New Orleans Steals the Title From St. Louis, Is Now America's Murder Capital
You thought Los Angeles, New York, and Chicago were bad, but it’s actually the “Big Easy” that is the most dangerous, according to a Wall Street Journal analysis released Friday. New Orleans’ homicide rate is up a whopping 141 percent since the beginning of the year compared to the same period in 2021; meanwhile, shootings are up 100 percent, carjackings 210 percent, and armed robberies 25 percent. It is the highest murder rate the city has seen since the dark days of Hurricane Katrina in 2005.
The Journal brings us the sobering statistics:
New Orleans had the highest homicide rate of any major city so far this year, with about 41 homicides per 100,000 residents, according to a Wall Street Journal analysis of the organization’s data, collected from most of the nation’s largest law-enforcement departments. The homicide rate was 11.5 in Chicago, 4.8 in Los Angeles and 2.4 per 100,000 in New York City for the same period.
What is going on here?
While it’s tempting to blame the city’s crime woes on “defund the police,” in this case, it’s more complicated than that. Hurricane Katrina did enormous damage to the city’s infrastructure, causing major instability and violence. In response, then-Mayor Mitch Landrieu called for a two-year police department hiring freeze, which the city has still not fully recovered from. He also called in the Justice Department, leading to the city signing a Consent Decree, which reads:
The NOPD Consent Decree is the result of an extensive investigation of the NOPD conducted by the United States Department of Justice. The investigation was conducted with the full cooperation of the City of New Orleans and the NOPD, and the resulting Consent Decree is a product of a cooperative effort by all parties.
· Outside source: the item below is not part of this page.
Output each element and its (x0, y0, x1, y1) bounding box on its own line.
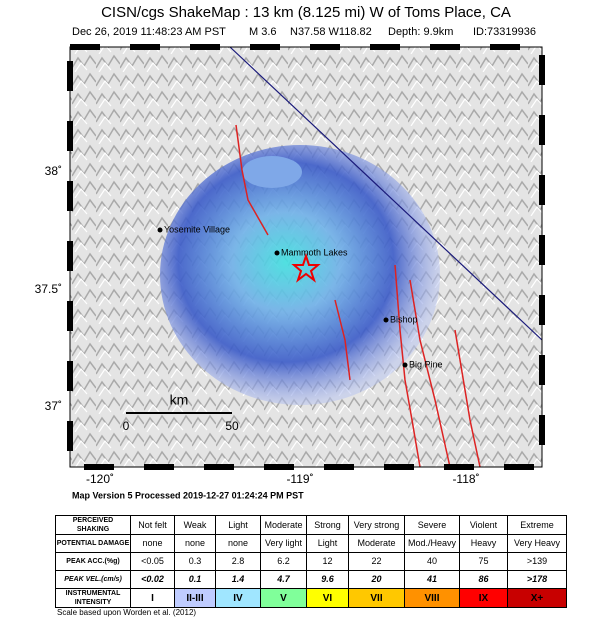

In other words, the Justice Department will breath down your neck and scrutinize your every move, looking for civil rights violations. The result? Cops are scared to do their jobs, and new recruits are hard to come by. Mayor LaToya Cantrell says the “bureaucratic demands it imposes add to the workload and contributed to declines in morale and manpower.” The city has recently requested a release from the decree, a matter which is still in litigation.
From Daily Mail:
New Orleans is facing a police staffing crisis, with the department under 1,000 cops for the first time in modern history, down from more than 1,300 a few years ago.
The city is losing about 100 officers a year to retirement and resignation, around 10 percent of the current force of 989, said City Council President Helena Moreno in July.
‘You cannot operate a department that’s made for roughly 1,400 officers when it has less than a thousand,’ Moreno said at a city council meeting, according to WWL-TV.
New Orleans is one of America’s great cities, full of history and mystery, and Spanish moss. There’s a reason author Ann Rice set her beloved Interview With the Vampire series in the centuries-old metropolis. Today, it is considered the “home of jazz” and is host to the wild Mardi Gras (also known as “Fat Tuesday”) parade every spring. (I’ve been, and if you’re fortunate enough to come home in one piece, consider yourself lucky.)
I hope N’awlins figures this out eventually because I think we’d all rather see it be the jazz, party, and vampire capital than the murder capital.